Natural Disasters, Oil Spills and Community Effort
Over the past month a number of our NTPDA members have had to deal with weather related disasters. In Iowa there has been a rash of flooding and then in Rock Valley there was a major oil spill. Rock Valley is the home base of our President Scott Schelling. We sent an email to Scott to check up on him. We thought his answer mirrored so many of our members and their communities that we're sharing it with you:
"Sorry for the delay in responding. I have been out for over a week for various reasons including sandbagging and flood relief. We are getting back to normal, the river is back in its banks but we still seem to get rain every couple days so it doesn’t go down much. We set an all time record back in 2014 when the river got to 22.7 feet over floodstage. This year we topped out at 21.5. We were more prepared this time and we knew where and what to do so things went a little smoother, but ultimately we still got our butts kicked by the river. We were able to avoid the major property damage with the work we did and most people just had to empty their basements and pump water.(they still are pumping water) We took some steps after 2014 to prevent that same event in the future, we built a permanent berm on the north end of town to keep the river out and bought a couple huge pumps to pump out our storm sewers.
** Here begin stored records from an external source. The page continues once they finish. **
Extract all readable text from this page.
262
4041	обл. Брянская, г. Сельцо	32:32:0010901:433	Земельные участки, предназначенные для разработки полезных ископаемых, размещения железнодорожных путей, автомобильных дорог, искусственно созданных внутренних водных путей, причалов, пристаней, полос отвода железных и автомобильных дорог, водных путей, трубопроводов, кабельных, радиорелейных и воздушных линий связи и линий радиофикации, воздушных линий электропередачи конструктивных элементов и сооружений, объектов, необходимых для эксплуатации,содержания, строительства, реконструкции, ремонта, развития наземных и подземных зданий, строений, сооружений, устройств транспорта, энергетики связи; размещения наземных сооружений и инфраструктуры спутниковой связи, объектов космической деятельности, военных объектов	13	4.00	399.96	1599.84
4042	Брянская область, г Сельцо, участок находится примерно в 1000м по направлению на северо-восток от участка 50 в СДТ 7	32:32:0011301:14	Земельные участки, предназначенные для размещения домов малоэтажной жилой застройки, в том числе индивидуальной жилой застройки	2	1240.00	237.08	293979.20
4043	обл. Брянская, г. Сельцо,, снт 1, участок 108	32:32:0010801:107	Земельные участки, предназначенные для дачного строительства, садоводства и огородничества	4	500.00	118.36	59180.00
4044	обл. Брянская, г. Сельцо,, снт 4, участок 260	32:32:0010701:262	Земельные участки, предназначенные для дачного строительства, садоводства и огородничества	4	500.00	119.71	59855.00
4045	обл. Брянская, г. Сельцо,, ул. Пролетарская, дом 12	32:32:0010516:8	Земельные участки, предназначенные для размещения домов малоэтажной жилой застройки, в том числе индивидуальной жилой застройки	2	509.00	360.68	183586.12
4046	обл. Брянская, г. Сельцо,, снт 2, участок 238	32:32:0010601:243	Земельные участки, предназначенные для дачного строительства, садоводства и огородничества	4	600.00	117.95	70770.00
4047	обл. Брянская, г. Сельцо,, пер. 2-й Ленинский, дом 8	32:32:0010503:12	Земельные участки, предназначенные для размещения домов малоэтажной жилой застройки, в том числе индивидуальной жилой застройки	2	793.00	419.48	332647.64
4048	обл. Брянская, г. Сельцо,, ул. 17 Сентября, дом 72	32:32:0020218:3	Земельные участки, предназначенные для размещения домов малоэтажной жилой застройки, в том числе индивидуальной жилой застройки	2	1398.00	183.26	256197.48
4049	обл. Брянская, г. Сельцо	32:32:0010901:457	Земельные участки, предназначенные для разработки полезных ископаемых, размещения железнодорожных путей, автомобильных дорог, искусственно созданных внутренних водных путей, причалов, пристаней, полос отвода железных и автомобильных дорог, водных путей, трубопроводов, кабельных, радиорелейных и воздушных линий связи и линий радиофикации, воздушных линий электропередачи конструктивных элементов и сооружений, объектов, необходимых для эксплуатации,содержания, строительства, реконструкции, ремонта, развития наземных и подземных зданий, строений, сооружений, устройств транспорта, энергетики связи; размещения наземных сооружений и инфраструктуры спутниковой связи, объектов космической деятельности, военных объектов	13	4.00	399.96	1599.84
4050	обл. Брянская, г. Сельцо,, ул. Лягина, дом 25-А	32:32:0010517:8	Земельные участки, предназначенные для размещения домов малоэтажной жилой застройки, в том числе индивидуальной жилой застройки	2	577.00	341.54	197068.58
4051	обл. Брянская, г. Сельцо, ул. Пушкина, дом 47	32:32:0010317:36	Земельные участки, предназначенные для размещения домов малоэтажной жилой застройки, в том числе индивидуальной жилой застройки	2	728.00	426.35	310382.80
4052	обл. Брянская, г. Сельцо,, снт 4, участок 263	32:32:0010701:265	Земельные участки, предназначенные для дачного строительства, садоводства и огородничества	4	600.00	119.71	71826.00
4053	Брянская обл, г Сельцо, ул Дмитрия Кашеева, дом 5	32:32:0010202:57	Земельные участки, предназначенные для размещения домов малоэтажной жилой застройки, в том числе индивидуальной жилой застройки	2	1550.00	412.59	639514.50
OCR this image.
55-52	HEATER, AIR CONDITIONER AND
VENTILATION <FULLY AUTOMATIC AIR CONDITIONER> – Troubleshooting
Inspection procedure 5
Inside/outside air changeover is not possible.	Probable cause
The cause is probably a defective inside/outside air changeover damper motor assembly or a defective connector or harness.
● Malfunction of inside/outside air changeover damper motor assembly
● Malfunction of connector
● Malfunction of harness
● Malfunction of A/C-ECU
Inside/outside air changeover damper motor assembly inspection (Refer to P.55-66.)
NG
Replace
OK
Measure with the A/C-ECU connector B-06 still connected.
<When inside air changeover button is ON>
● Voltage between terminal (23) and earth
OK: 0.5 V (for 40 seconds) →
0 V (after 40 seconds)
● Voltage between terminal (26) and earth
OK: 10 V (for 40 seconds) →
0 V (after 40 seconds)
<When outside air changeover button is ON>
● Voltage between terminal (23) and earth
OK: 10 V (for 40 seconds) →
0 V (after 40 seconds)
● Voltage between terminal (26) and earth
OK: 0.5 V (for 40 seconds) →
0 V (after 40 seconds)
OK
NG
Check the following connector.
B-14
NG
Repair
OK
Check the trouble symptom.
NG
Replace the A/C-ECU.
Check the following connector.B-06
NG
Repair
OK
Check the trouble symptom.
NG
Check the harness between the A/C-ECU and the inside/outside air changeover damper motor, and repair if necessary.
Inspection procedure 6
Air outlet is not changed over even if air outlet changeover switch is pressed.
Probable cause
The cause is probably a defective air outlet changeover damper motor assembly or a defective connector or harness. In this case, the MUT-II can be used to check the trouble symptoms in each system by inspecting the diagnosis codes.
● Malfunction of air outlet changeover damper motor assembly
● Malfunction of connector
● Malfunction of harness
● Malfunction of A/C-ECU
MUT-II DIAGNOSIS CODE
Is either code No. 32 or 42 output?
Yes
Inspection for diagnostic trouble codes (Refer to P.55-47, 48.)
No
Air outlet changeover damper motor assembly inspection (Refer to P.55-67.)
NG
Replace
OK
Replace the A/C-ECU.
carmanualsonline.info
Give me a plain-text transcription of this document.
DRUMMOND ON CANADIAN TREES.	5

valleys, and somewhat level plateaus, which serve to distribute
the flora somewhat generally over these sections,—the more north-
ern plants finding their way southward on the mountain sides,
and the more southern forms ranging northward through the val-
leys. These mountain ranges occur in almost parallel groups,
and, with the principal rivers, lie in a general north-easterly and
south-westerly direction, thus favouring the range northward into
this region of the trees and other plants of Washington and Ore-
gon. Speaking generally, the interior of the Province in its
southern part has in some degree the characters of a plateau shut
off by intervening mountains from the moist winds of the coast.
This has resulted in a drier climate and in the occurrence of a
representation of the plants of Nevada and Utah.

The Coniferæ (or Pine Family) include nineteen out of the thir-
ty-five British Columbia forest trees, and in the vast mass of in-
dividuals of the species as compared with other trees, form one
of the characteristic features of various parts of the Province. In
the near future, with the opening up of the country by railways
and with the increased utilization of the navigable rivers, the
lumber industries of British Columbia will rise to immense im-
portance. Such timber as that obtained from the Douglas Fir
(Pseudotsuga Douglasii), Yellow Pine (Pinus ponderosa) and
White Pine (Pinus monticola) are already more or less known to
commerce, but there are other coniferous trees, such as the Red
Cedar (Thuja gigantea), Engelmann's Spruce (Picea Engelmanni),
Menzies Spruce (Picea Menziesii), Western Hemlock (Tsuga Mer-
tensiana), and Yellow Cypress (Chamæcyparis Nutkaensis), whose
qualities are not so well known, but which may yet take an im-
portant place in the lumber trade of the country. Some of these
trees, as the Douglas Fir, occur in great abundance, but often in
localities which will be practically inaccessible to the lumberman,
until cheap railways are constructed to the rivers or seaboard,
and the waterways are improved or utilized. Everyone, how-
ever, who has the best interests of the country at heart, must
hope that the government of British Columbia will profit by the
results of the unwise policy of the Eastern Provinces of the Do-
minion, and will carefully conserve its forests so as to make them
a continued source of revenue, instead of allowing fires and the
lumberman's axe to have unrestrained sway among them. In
When the river is in flood stage it is higher than our storm sewers and cant run away so we have to pump it out. And that takes a HUGE pump to keep up when you keep getting rain and everyone is pumping water out of their basements. We also made some changes to make the river flow away better so it don’t dam up as high. All the steps we took helped, but we still can do more. I’m sure we will have more ideas to help for future events.
The oil spill was just 6-7 miles upriver from us and I understand it was the worst oil spill in the US in the last 5 years. The last number I heard was 230K gallons spilled, and as of last Thurs, only about 100k of that was recovered. We could see oil in the river and of course it puddled up along the banks in the quiet water. You could smell oil all thru town on Thursday and Friday. We had to shut down the city wells to try to keep oil from getting into them. The DNR has been out and testing dirt in places as the river recedes to see how bad the contamination was. They have cleared the soccer fields and ball fields to be played on, they say the contamination was minimal in those areas. The cleanup crew that BNSF brought in was excellent, they went right to work with cleanup and repair and last Thurs the trains were running again down those tracks. We will see how long before they are finished with oil cleanup, but they don’t stand around, those people are here to work.
The silver lining of it all is the way the communities come together to fight back against the water and how they come out to help others that are in need. We again had several thousand volunteers from the surrounding towns come to us and help, and they still are coming to help people they don’t even know with cleanup. This is the reason I love to live here, we don’t just throw up our hands and cry about it and quit, we show up any time of day, and help out people we might not know, and we stand shoulder to shoulder in chest deep water throwing sandbags all night, and we pick each other up when things seem like they are hopeless. It is a beautiful thing to witness, and it keeps you going even after no sleep, or when your muscles don’t want to go anymore. I love my town!!"